Oh, and I am essentially a self-taught framebuilder. I bought a Paterek manual and just started goofing around, eventually ending up with functional frames. Nothing has yet fallen apart on me, but I still tell people they maybe shouldn't ride behind me in the paceline. :D
I still remember vividly one day when I was riding in a pack and suddenly there was a piece of shiny metal that bounced off the road and was flying toward my face. I managed to avoid it without crashing (or crashing into anyone), but it sure got my adrenalin going. Turns out the rack had come apart on a rider's Bagman rear rack.
Originally Posted by Six jours
Did you teach yourself to do lugged joints, fillet brazed, or TIG-welded? (Is there any other alternative to these three?)
This is an interesting discussion, its been informative to follow along. I will add my two cents based on my own experience.
I have only one road bike, a 1981 Bianchi Limited. I rode it for a couple years with 700x28mm tires. About a year and a half ago I converted it to 650B and have since been riding on 650Bx38mm tires.
The 650B version of my bike is better in all respects. The smoother ride and overall comfort difference is huge. What was surprising is the handling became more responsive so that it was easier to choose a line and hold it, and together with the extra traction and smooth ride I quickly became way more confident when descending. I used to be very tentative on descents but now I can really let it fly. Brevets are much more fun on the 650B version and I will never change it back to 700c.
For years I've carried my gear in a Carradice saddlebag. A few months ago the curiosity about handlebar bags finally got to me so I set up a front rack and got a Berthoud decauler and the Ironweed handlear bag. This experiment failed miserably. The bike handled like an overfilled wheelbarrow, it was even a struggle to take one hand off the bars to reach the downtube shifters. However, I can strap a U-Lock to the front rack and the handling is fine. I think the problem was that the geometry of my bike and the particulars of the rack and decauler resulted in the bag being pushed too far forward. Since the bike handles great with a ton of gear in the saddlebag I will stick with that setup.
I wish I knew more about why my 650B experiment went so well, and my handlebar bag experiment went so badly, so that I could make better recommendations to others who are interested in trying those things.
At least now there are bikes at decent prices such as the Soma GR that you know in advance will fit fat tires, fenders, and a handlebar bag and everything will work out nicely.
Here's mine; built up by Silva Cycles. Most of the drive-train is Campy Veloce except for the VO Grand Cru (46x30) crank.
GB Decaleur & handlebar bag
Nitto campee rack
Son Schmidt dynamo w/ Cyo
Thomson seat post
Brooks Cambium saddle
Tubus airy rack
Ortlieb back rollers
It makes commuting quite comfortable -- haven't done any randos yet. I do have a complaint about the fork. It's heavy enough for a porteur, and has a bit of shimmy, so I'm having Silva construct a custom fork.

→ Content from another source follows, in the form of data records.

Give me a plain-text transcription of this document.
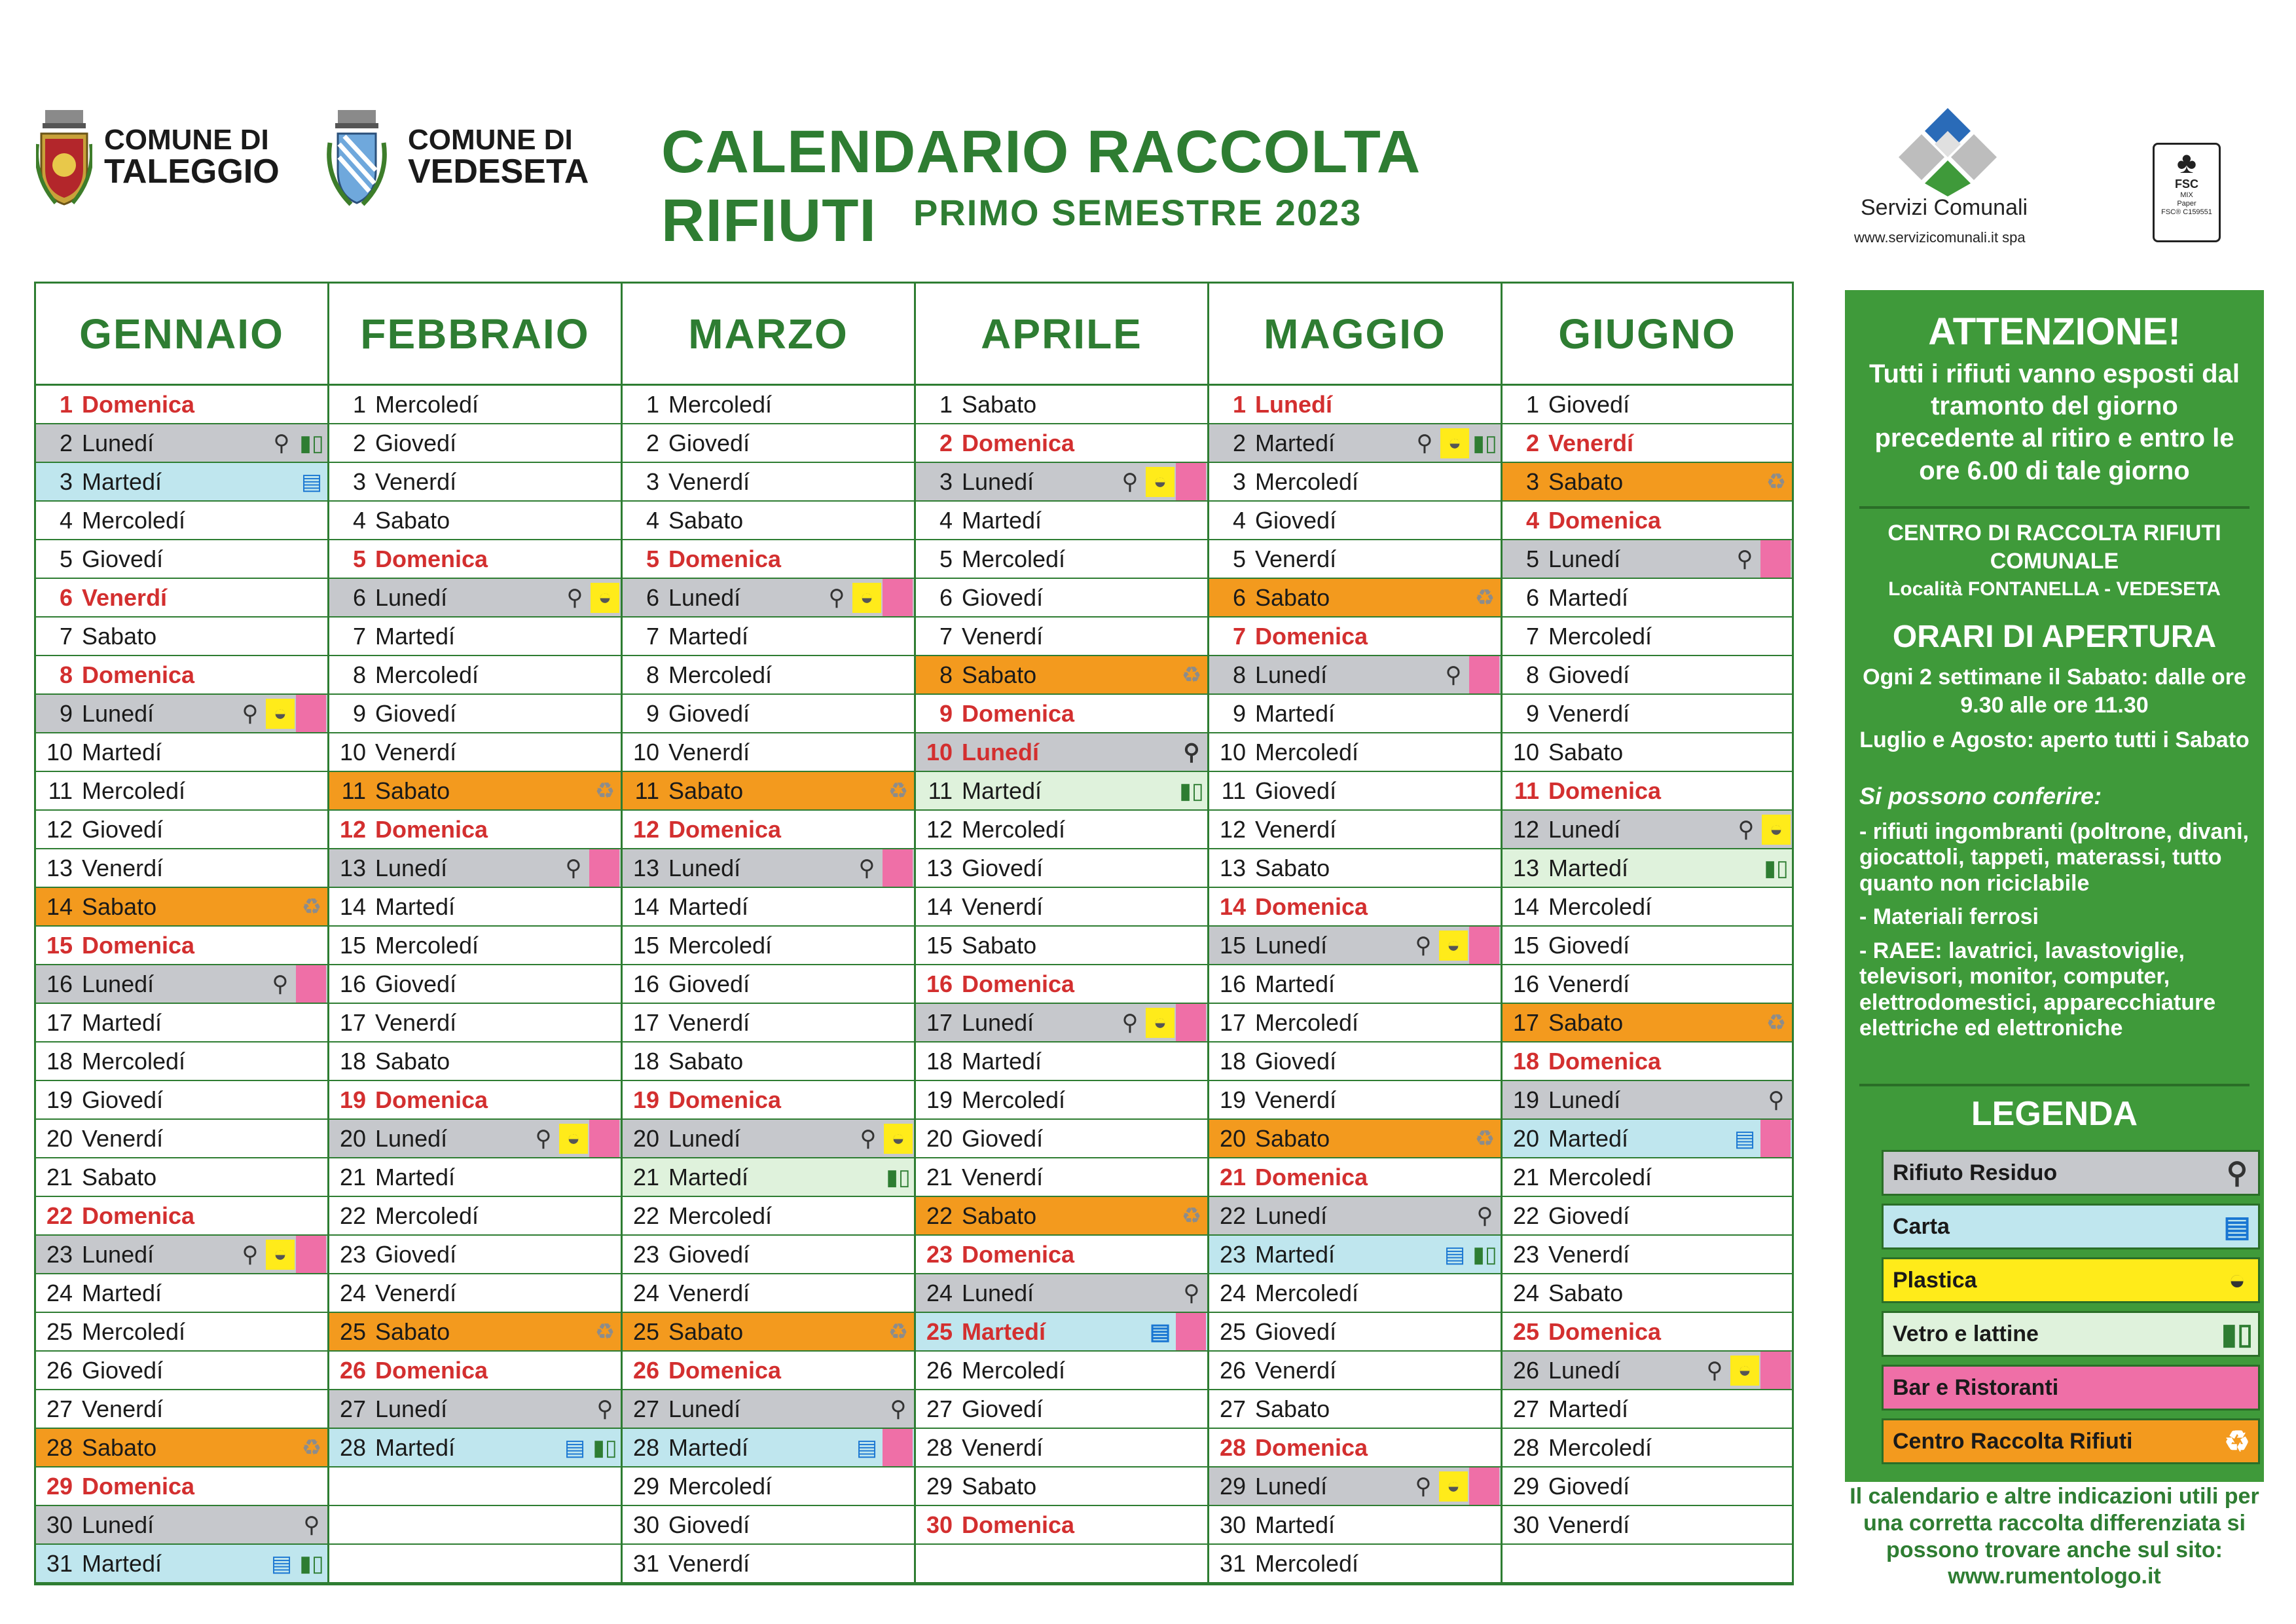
COMUNE DI
TALEGGIO
COMUNE DI
VEDESETA CALENDARIO RACCOLTA RIFIUTI	PRIMO SEMESTRE 2023	Servizi Comunali
www.servizicomunali.it spa
♣
FSC
MIX
Paper
FSC® C159551
GENNAIO
1 Domenica
2 Lunedí	⚲ ▮▯
3 Martedí	▤
4 Mercoledí
5 Giovedí
6 Venerdí
7 Sabato
8 Domenica
9 Lunedí	⚲ ◒
10 Martedí
11 Mercoledí
12 Giovedí
13 Venerdí
14 Sabato	♻
15 Domenica
16 Lunedí	⚲
17 Martedí
18 Mercoledí
19 Giovedí
20 Venerdí
21 Sabato
22 Domenica
23 Lunedí	⚲ ◒
24 Martedí
25 Mercoledí
26 Giovedí
27 Venerdí
28 Sabato	♻
29 Domenica
30 Lunedí	⚲
31 Martedí	▤ ▮▯
FEBBRAIO
1 Mercoledí
2 Giovedí
3 Venerdí
4 Sabato
5 Domenica
6 Lunedí	⚲ ◒
7 Martedí
8 Mercoledí
9 Giovedí
10 Venerdí
11 Sabato	♻
12 Domenica
13 Lunedí	⚲
14 Martedí
15 Mercoledí
16 Giovedí
17 Venerdí
18 Sabato
19 Domenica
20 Lunedí	⚲ ◒
21 Martedí
22 Mercoledí
23 Giovedí
24 Venerdí
25 Sabato	♻
26 Domenica
27 Lunedí	⚲
28 Martedí	▤ ▮▯
MARZO
1 Mercoledí
2 Giovedí
3 Venerdí
4 Sabato
5 Domenica
6 Lunedí	⚲ ◒
7 Martedí
8 Mercoledí
9 Giovedí
10 Venerdí
11 Sabato	♻
12 Domenica
13 Lunedí	⚲
14 Martedí
15 Mercoledí
16 Giovedí
17 Venerdí
18 Sabato
19 Domenica
20 Lunedí	⚲ ◒
21 Martedí	▮▯
22 Mercoledí
23 Giovedí
24 Venerdí
25 Sabato	♻
26 Domenica
27 Lunedí	⚲
28 Martedí	▤
29 Mercoledí
30 Giovedí
31 Venerdí
APRILE
1 Sabato
2 Domenica
3 Lunedí	⚲ ◒
4 Martedí
5 Mercoledí
6 Giovedí
7 Venerdí
8 Sabato	♻
9 Domenica
10 Lunedí	⚲
11 Martedí	▮▯
12 Mercoledí
13 Giovedí
14 Venerdí
15 Sabato
16 Domenica
17 Lunedí	⚲ ◒
18 Martedí
19 Mercoledí
20 Giovedí
21 Venerdí
22 Sabato	♻
23 Domenica
24 Lunedí	⚲
25 Martedí	▤
26 Mercoledí
27 Giovedí
28 Venerdí
29 Sabato
30 Domenica
MAGGIO
1 Lunedí
2 Martedí	⚲ ◒ ▮▯
3 Mercoledí
4 Giovedí
5 Venerdí
6 Sabato	♻
7 Domenica
8 Lunedí	⚲
9 Martedí
10 Mercoledí
11 Giovedí
12 Venerdí
13 Sabato
14 Domenica
15 Lunedí	⚲ ◒
16 Martedí
17 Mercoledí
18 Giovedí
19 Venerdí
20 Sabato	♻
21 Domenica
22 Lunedí	⚲
23 Martedí	▤ ▮▯
24 Mercoledí
25 Giovedí
26 Venerdí
27 Sabato
28 Domenica
29 Lunedí	⚲ ◒
30 Martedí
31 Mercoledí
GIUGNO
1 Giovedí
2 Venerdí
3 Sabato	♻
4 Domenica
5 Lunedí	⚲
6 Martedí
7 Mercoledí
8 Giovedí
9 Venerdí
10 Sabato
11 Domenica
12 Lunedí	⚲ ◒
13 Martedí	▮▯
14 Mercoledí
15 Giovedí
16 Venerdí
17 Sabato	♻
18 Domenica
19 Lunedí	⚲
20 Martedí	▤
21 Mercoledí
22 Giovedí
23 Venerdí
24 Sabato
25 Domenica
26 Lunedí	⚲ ◒
27 Martedí
28 Mercoledí
29 Giovedí
30 Venerdí
ATTENZIONE!
Tutti i rifiuti vanno esposti dal tramonto del giorno precedente al ritiro e entro le ore 6.00 di tale giorno
CENTRO DI RACCOLTA RIFIUTI COMUNALE
Località FONTANELLA - VEDESETA
ORARI DI APERTURA
Ogni 2 settimane il Sabato: dalle ore 9.30 alle ore 11.30
Luglio e Agosto: aperto tutti i Sabato
Si possono conferire:
- rifiuti ingombranti (poltrone, divani, giocattoli, tappeti, materassi, tutto quanto non riciclabile
- Materiali ferrosi
- RAEE: lavatrici, lavastoviglie, televisori, monitor, computer, elettrodomestici, apparecchiature elettriche ed elettroniche
LEGENDA
Rifiuto Residuo	⚲
Carta	▤
Plastica	◒
Vetro e lattine	▮▯
Bar e Ristoranti
Centro Raccolta Rifiuti	♻
Il calendario e altre indicazioni utili per una corretta raccolta differenziata si possono trovare anche sul sito:
www.rumentologo.it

Note on the crank: the large chain ring suffered a catastrophic failure when starting at an intersection. This is unusual, apparently, as the guys at the bike shop and VO were both a bit freaked. VO replaced it without any hassle though.
Has anyone tried the Campy CX carbon cranks on a Rando? I might switch just to save some weight; although, it would mean going to a 46x36. Right now, I'm at 30.5 lbs without the handlebar and tool bags (but with panniers).